Ecology and Environment

In addition of growing quickly and giving a very good yield, the turnip and the rutabaga are an excellent fodder for the livestock. For nearly 600 years in the case of turnips, and almost as much in the rutabaga, they were cultivated as forage roots. However, at the beginning of the twentieth century, farmers turned away from this practice because it required too much labour, especially for the harvesting and storage of heavy roots (a forage turnip can weigh up to 40 kilos).
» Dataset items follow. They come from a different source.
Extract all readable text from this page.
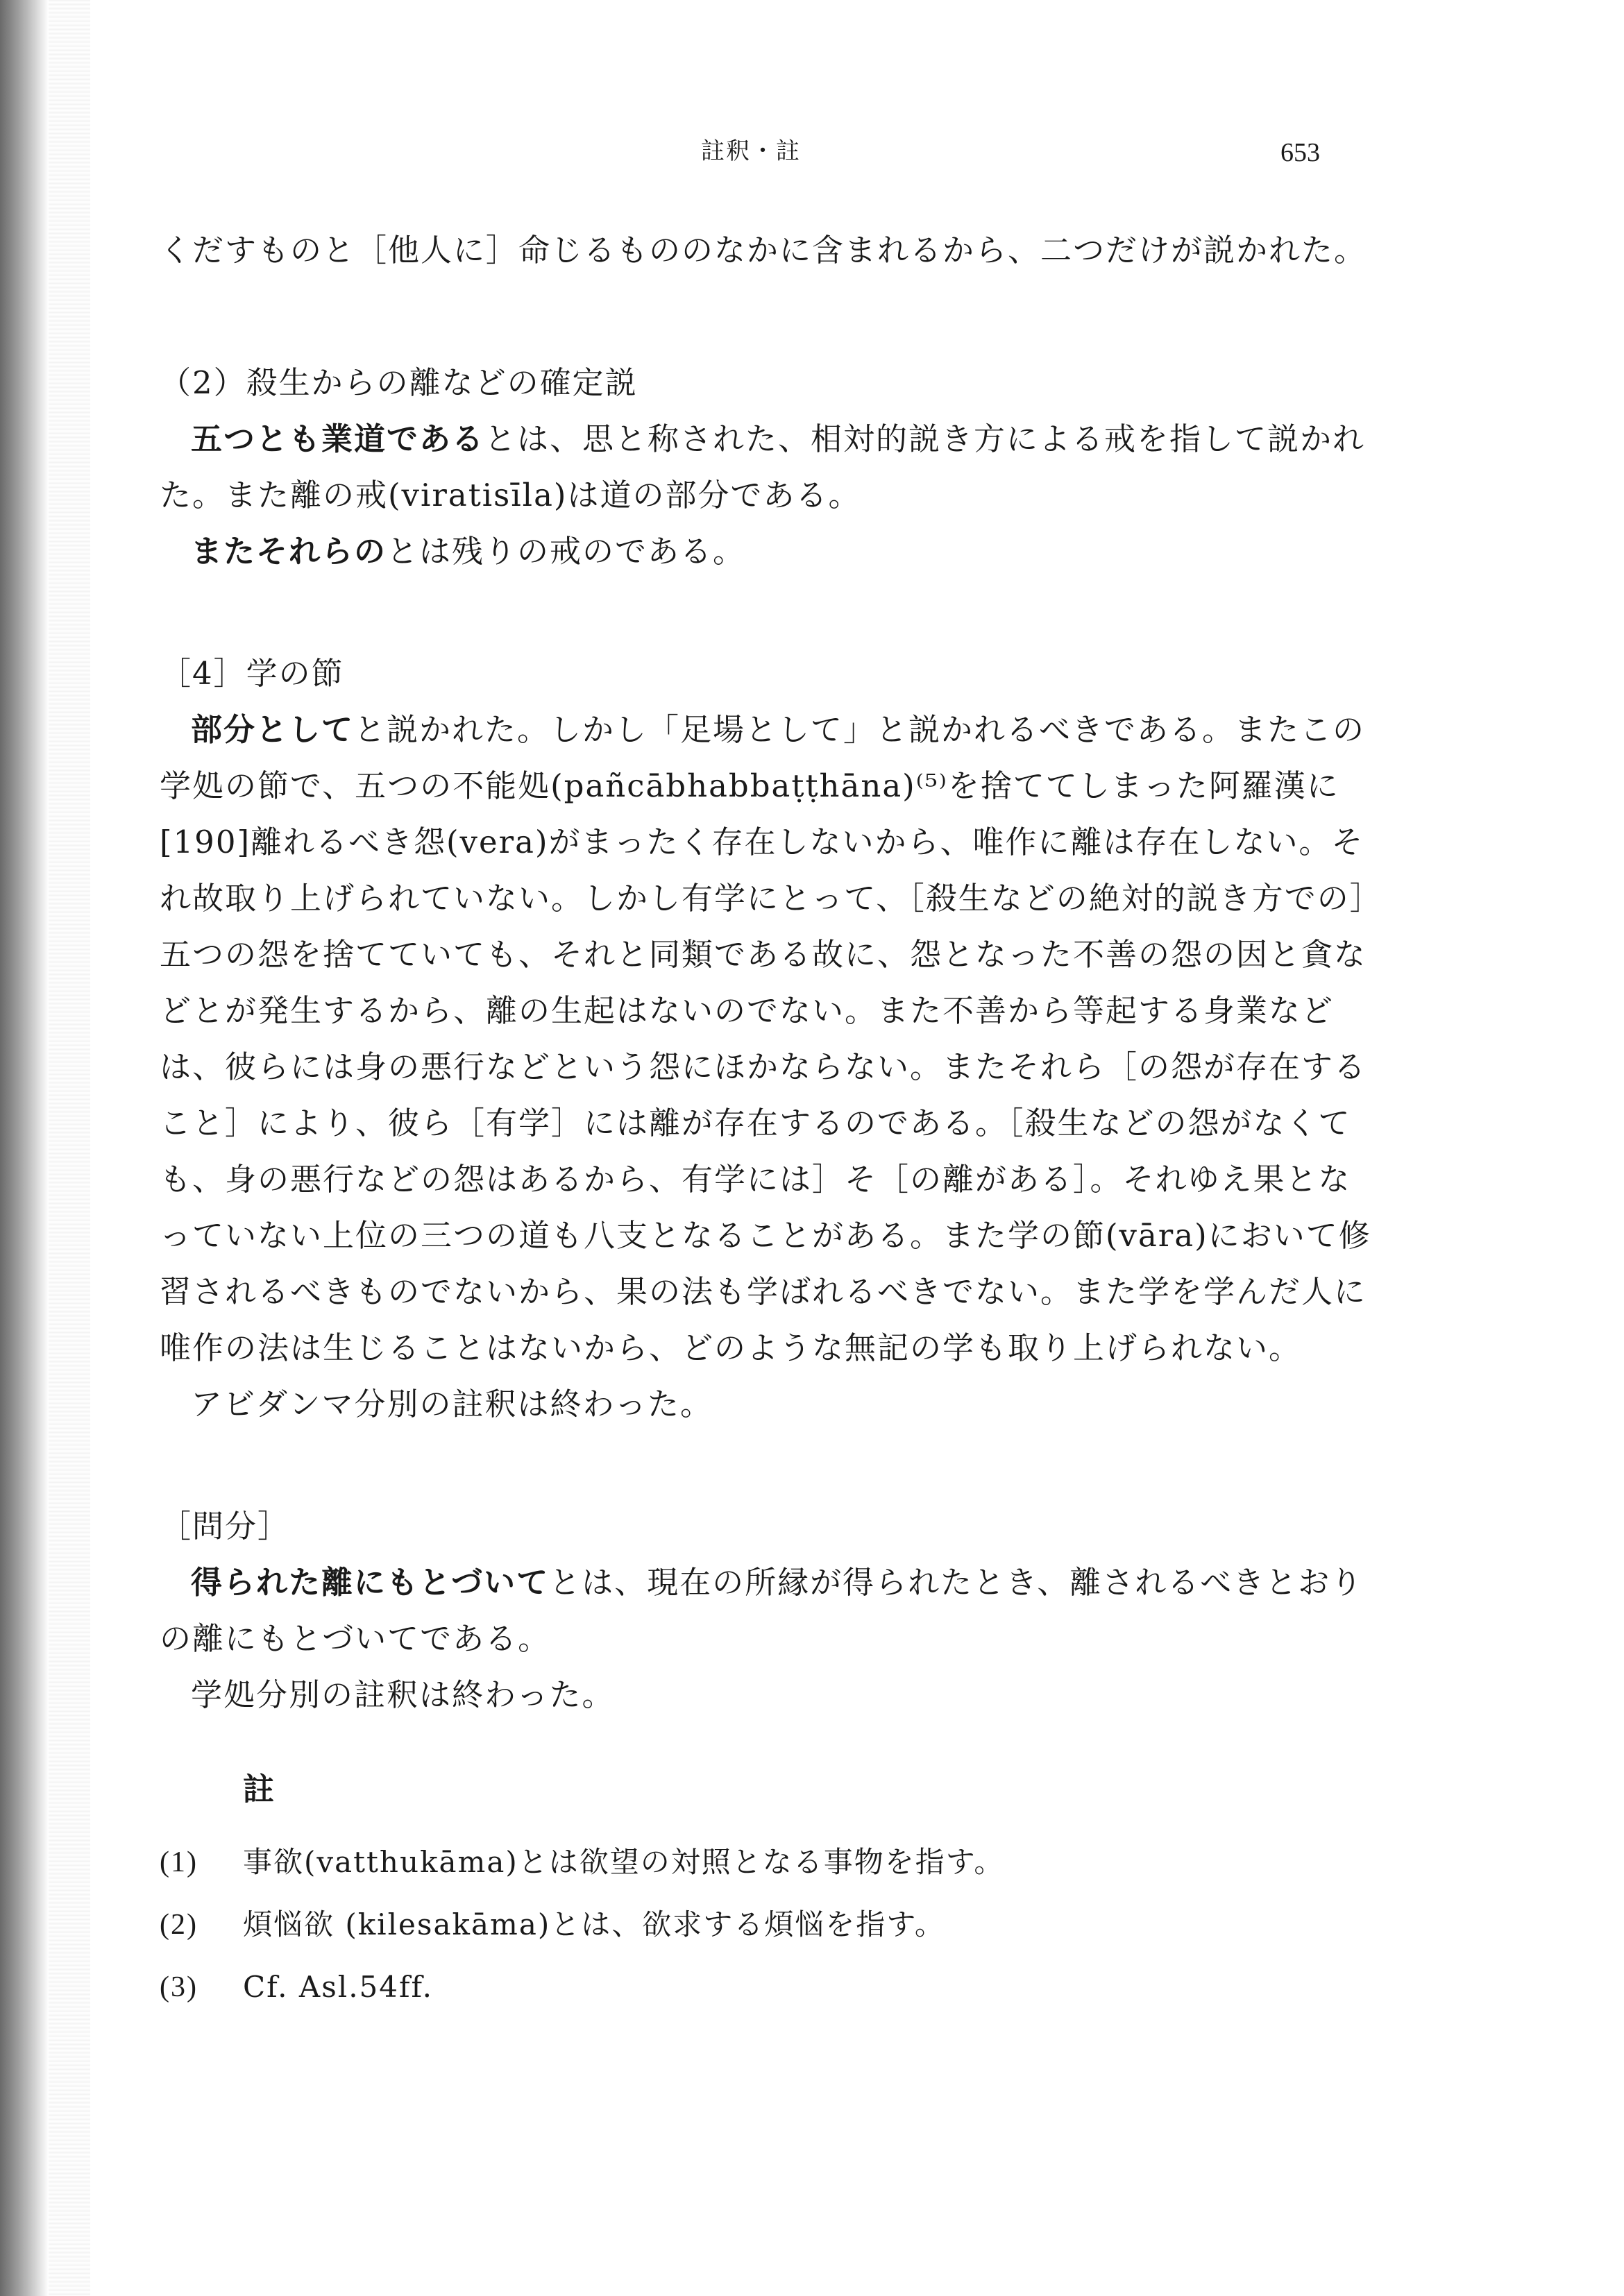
註釈・註	653

くだすものと［他人に］命じるもののなかに含まれるから、二つだけが説かれた。

（2）殺生からの離などの確定説

五つとも業道であるとは、思と称された、相対的説き方による戒を指して説かれた。また離の戒(viratisīla)は道の部分である。

またそれらのとは残りの戒のである。

［4］学の節

部分としてと説かれた。しかし「足場として」と説かれるべきである。またこの学処の節で、五つの不能処(pañcābhabbaṭṭhāna)⁽⁵⁾を捨ててしまった阿羅漢に[190]離れるべき怨(vera)がまったく存在しないから、唯作に離は存在しない。それ故取り上げられていない。しかし有学にとって、［殺生などの絶対的説き方での］五つの怨を捨てていても、それと同類である故に、怨となった不善の怨の因と貪などとが発生するから、離の生起はないのでない。また不善から等起する身業などは、彼らには身の悪行などという怨にほかならない。またそれら［の怨が存在すること］により、彼ら［有学］には離が存在するのである。［殺生などの怨がなくても、身の悪行などの怨はあるから、有学には］そ［の離がある］。それゆえ果となっていない上位の三つの道も八支となることがある。また学の節(vāra)において修習されるべきものでないから、果の法も学ばれるべきでない。また学を学んだ人に唯作の法は生じることはないから、どのような無記の学も取り上げられない。

アビダンマ分別の註釈は終わった。

［問分］

得られた離にもとづいてとは、現在の所縁が得られたとき、離されるべきとおりの離にもとづいてである。

学処分別の註釈は終わった。

註

(1)	事欲(vatthukāma)とは欲望の対照となる事物を指す。
(2)	煩悩欲 (kilesakāma)とは、欲求する煩悩を指す。
(3)	Cf. Asl.54ff.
People had to wait for the 1970s to be interested again, when they discovered instead of harvesting the roots and bringing them to the cattle, they could bring the cattle to the field and feed them with roots, which significantly reduced the costs of manpower. Especially since their culture requires only a small amount of harrowing work, and sometimes even none, which reduces costs and protects the soil from erosion. The selection of varieties whose roots grow partially off the ground makes it easier for animals to have access to the underground part of the plant. Depending on the region, this grazing system can be practiced in the summer or fall, and even in winter, turnips and rutabagas are relatively cold-resistant.